I wouldn't make a big deal about it. Calories are calories after all.
Maybe make an agreement that "celebration food" should be limited to one day a month until you get to your goal. The more support you get, the bigger the celebration. That way it gets everybody involved and gives you all a day to look forward to.


----------



## okiemom (May 12, 2002)

pizza is not evil!!! eating 3+ pieces at a time is. a serving is one SMALL piece. the rest is to be salad, fruit, veggies etc. have a piece just not 3. 

blot the grease and maybe try to order lighter type ingreadiants not peperoni,sausage etc. chicken, veggies, hamberger (maybe) etc.


----------



## JanS (Jul 28, 2002)

I don't think there is anything wrong with you eating something else. As long as you didn't go about it with an angry or accusing attitude. If it happened to me, I'd have pizza, skip the soda, and round the meal out with salad or raw veggies. Of course I'm a vegetarian and my late husband was not, so it wasn't unusual for me to have a different meal from the rest of the family. 

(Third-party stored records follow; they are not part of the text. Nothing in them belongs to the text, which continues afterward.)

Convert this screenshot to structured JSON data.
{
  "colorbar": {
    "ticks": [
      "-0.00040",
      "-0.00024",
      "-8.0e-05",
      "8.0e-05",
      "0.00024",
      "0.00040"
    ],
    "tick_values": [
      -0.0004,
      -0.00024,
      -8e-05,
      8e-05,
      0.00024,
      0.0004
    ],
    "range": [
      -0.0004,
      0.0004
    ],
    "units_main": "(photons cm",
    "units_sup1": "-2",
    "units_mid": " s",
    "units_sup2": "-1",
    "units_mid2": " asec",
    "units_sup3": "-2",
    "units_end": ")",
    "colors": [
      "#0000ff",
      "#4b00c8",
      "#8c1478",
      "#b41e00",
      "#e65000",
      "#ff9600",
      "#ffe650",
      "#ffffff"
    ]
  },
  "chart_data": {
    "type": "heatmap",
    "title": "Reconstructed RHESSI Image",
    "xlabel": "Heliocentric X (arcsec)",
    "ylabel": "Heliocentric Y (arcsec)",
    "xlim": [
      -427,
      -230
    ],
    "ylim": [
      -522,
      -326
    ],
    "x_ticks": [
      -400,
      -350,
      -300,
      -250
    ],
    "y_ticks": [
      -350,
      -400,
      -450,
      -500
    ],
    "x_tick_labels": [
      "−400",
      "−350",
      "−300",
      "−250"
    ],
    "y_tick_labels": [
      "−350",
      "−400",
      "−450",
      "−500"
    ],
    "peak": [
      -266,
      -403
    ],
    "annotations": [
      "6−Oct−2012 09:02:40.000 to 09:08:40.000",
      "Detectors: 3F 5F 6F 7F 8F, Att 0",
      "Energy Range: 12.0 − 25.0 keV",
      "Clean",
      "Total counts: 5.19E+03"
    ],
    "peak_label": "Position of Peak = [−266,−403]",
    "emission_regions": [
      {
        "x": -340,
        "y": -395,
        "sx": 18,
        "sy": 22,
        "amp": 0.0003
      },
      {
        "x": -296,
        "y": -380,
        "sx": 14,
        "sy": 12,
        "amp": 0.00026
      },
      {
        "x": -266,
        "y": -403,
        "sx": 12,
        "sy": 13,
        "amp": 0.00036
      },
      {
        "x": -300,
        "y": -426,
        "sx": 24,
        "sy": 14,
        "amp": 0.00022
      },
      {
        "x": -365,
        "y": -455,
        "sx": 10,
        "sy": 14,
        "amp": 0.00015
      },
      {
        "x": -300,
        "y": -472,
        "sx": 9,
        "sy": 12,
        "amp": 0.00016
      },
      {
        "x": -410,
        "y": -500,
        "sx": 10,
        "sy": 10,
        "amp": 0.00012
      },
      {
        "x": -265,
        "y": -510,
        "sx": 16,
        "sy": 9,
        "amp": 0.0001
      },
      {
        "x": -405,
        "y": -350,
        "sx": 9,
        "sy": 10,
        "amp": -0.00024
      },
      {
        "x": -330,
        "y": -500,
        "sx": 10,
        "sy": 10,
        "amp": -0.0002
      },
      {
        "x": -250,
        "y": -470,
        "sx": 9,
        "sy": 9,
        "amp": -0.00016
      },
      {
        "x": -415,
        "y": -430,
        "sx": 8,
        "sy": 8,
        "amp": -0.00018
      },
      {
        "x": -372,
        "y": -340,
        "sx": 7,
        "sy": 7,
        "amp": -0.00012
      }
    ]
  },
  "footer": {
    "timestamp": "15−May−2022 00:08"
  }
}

That said, anytime I was watching my weight, post-baby for instance, you could be SURE my husband would bring me chocolate. LOL


----------



## Barnhouse (Feb 24, 2012)

okiemom said:


> pizza is not evil!!!.
> 
> blot the grease and maybe try to order lighter type ingreadiants *not peperoni,sausage etc. chicken, veggies, hamberger (maybe) etc*.


Sacrilege! If one is eating pizza, then eat pizza! 
Pepperoni, sausage, mushrooms and onions! Oh yes!

Diet pizza? Never!!! It's against my religion. :happy2:


----------



## PamB (Jan 15, 2008)

I have gotten back into making my own pizza, its just as fast as ordering, driving 5 miles to the closest place to order, and much better for us. I use my own meat, spelt flour for the crust and lots of mozzarella. I am really struggling with soda, I quit diet along time ago, but have gotten in the bad habit of having regular Coke a few times a week, I did buy some kombucha yesterday, hopefully that will help.
My hubby and I are the same as you, trying to lose weight but sometimes it seems we are sabotaging each other. 
Enjoy the pizza, one slice as someone else said and eat salad! drink water, LOL 
hang in there you are doing great, how many lbs till you reach goal??
Pam


----------



## CesumPec (May 20, 2011)

Ummm...kids. Kids. Unless those kids are on a diet, don't punish them by making them stick to your diet. For most kids, pizza and a salad is a good nutritious meal. 

When I was a kid my mother often was dieting but same as with many growing boys, the only reason I would get up from the dinner table was because the food had run out and I never could put on weight.


----------